Erdogan’s comeback

Published November 3, 2015
.—AP/File
.—AP/File

IN what undoubtedly is a stunning comeback, Recep Tayyip Erdogan proved his opponents and many pundits wrong on Sunday when his party carted off almost 50pc of the votes to regain the AKP’s parliamentary majority.

With 316 of the national assembly’s 550 seats in his pocket, Mr Erdogan is now in a commanding position to tackle a slew of nerve-wracking crises that have divided the nation and worried its friends.

Several factors combined to make the Turks vote for what has been one of Mr Erdogan’s key planks — political stability.
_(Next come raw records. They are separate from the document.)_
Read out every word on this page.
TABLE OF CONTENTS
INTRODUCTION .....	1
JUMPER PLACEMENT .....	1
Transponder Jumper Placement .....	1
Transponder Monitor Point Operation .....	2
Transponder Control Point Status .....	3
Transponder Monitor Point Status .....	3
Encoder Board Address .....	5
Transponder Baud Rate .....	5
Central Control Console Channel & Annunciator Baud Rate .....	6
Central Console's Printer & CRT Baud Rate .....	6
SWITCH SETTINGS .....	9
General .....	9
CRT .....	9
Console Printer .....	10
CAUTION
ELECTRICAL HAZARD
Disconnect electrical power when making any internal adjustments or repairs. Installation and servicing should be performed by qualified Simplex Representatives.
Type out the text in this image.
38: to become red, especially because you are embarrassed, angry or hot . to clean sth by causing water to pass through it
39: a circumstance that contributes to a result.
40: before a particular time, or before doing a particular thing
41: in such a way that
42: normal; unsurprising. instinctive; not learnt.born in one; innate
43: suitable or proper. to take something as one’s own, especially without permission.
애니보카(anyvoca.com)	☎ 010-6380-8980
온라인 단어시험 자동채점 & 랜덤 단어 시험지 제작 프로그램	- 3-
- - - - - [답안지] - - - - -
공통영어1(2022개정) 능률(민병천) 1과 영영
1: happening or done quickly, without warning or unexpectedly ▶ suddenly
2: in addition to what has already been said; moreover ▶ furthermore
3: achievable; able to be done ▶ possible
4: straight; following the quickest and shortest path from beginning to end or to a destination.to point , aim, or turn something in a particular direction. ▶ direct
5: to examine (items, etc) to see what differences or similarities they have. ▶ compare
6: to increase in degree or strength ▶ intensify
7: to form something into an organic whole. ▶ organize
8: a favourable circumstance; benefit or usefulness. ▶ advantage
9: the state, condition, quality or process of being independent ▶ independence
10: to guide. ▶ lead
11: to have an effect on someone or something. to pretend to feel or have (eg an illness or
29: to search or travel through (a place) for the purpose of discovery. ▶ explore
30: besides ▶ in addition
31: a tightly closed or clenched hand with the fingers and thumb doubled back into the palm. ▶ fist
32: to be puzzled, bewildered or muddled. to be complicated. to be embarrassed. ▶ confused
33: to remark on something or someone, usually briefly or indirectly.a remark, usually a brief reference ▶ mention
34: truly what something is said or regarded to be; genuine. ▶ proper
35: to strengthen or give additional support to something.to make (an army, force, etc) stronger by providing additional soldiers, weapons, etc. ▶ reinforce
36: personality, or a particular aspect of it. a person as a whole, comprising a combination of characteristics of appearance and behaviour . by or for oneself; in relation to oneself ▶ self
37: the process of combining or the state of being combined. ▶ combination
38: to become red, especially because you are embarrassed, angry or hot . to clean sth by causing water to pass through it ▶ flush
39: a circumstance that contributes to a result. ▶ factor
The stepped-up Kurdish insurgency, continuation of the Syrian war, streams of refugees from the south, a faltering economy and terror shocks — especially the Ankara double bombing that killed over 100 people — strengthened the AKP claim that only a stable government could pull Turkey out of the cornucopia of crises.

It was a calculated gamble, but there is no doubt it has paid off, for Mr Erdogan has emerged as Turkey’s most powerful figure since Kemal Ataturk. Three times prime minister and armed now with an absolute majority, Mr Erdogan looks forward to amending the constitution to make the presidency stronger.

Sunday’s election was, in fact, a referendum on Mr Erdogan himself. It now remains to be seen whether his renewed political strength will make him less sensitive to media criticism and enable him to reach out to his political opponents to steer the country out of the crises.

Kemal Kilicdaroglu, chief of the main opposition party CHP, asked the AKP to stick to the rule of law, while Prime Minister Ahmet Davutoglu struck a more magnanimous tone saying, “There is no one beaten in this election. Turkey won, our democracy won”.

In his speech acknowledging the AKP’s triumph, Mr Davutoglu spoke of the need for amending the constitution and sought all parties’ help in fighting terrorism but was candid enough to declare, “The new Turkey will be built under the leadership of President Erdogan”.

The president should now work towards lessening divisions.